Sergej Evljuskin

Personal information
- Date of birth: 4 January 1988 (age 38)
- Place of birth: Alexeyevka, Kirghiz SSR, USSR
- Height: 1.78 m (5 ft 10 in)
- Position: Central midfielder

Youth career
- 1995–2003: Braunschweiger SC
- 2003–2006: VfL Wolfsburg

Senior career*
- Years: Team / Apps / (Gls)
- 2006–2010: VfL Wolfsburg II / 83 / (4)
- 2006–2010: VfL Wolfsburg / 0 / (0)
- 2010–2011: Hansa Rostock / 18 / (0)
- 2011–2013: SV Babelsberg / 65 / (2)
- 2013–2014: Goslarer SC / 27 / (4)
- 2014–2021: Hessen Kassel / 171 / (7)
- 2021–2024: FSV Schöningen
- 2024–2025: Hessen Kassel II

International career
- 2003–2004: Germany U16 / 11 / (0)
- 2004–2005: Germany U17 / 11 / (2)
- 2005–2006: Germany U18 / 8 / (3)
- 2006–2007: Germany U19 / 10 / (2)
- 2007–2008: Germany U20 / 2 / (0)

= Sergej Evljuskin =

Footballer (born 1988)

Sergej Evljuskin (Сергей Евлюшкин; born 4 January 1988) is a professional footballer who plays as a central midfielder. He represented Germany internationally at various youth levels. He was called up to the Kyrgyzstan senior national team in 2015 but did not make an appearance.

== Early life ==
Evljuskin was born in the village of Alekseyevka, Jayyl District, formerly known as Kalinin District, in the Kirghiz Soviet Socialist Republic, to a Russian-Kyrgyzstani father and an ethnic German mother from Kazakhstan. He and his family immigrated to Germany in 1990.

== Club career ==
Evljuskin spent six-and-a-half years at Hessen Kassel, mostly in the fourth-tier Regionalliga Südwest.

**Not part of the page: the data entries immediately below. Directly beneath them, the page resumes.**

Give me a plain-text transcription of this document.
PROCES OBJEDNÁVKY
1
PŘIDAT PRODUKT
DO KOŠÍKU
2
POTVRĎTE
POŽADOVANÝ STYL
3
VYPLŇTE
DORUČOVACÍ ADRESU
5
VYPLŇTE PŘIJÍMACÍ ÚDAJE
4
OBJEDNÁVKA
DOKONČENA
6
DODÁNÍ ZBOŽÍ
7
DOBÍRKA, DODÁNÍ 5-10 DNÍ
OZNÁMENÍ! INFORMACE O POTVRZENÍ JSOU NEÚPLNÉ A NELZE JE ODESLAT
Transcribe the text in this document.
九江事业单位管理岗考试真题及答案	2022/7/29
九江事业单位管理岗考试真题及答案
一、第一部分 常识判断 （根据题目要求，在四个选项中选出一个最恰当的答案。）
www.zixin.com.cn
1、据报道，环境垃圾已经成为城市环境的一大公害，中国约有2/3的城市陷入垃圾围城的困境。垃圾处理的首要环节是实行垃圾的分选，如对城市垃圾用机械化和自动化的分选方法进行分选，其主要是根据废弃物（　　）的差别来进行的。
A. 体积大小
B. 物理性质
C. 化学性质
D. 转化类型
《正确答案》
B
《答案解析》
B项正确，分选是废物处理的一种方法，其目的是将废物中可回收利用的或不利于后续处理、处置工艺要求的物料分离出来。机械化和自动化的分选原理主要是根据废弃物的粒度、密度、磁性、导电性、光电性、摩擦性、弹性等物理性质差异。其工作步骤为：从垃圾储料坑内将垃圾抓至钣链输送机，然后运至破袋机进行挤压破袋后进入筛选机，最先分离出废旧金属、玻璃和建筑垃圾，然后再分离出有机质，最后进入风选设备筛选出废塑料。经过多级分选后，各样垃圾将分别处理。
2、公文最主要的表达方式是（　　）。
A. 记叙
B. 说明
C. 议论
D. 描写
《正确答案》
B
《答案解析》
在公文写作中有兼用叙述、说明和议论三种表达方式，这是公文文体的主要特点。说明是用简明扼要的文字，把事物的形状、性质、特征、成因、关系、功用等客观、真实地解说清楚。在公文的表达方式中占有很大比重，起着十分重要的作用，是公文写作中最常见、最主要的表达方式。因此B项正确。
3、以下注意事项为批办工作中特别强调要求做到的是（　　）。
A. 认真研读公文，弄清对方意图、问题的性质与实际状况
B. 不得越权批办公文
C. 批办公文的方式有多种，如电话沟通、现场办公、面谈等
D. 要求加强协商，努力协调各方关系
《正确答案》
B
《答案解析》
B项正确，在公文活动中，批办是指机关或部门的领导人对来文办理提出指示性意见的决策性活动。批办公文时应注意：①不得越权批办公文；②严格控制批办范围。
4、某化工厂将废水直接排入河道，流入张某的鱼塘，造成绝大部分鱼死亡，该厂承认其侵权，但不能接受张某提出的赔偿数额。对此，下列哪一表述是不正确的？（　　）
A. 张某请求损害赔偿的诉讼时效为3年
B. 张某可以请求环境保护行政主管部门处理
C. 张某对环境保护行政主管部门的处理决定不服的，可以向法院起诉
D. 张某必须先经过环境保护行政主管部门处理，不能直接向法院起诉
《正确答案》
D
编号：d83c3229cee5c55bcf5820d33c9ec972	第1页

He left the club and retired from playing in January 2021. He returned to playing on amateur level at the six-tier Landesliga Braunschweig in the 2021–22 season. He continued playing for FSV Schöningen as it was promoted to the fifth-tier Oberliga Niedersachsen for the 2022–23 season.

== International career ==
Evljuskin was called up in May 2015 by Aleksandr Krestinin to represent Kyrgyzstan national team in the 2018 FIFA World Cup Qualifiers against Bangladesh and Australia.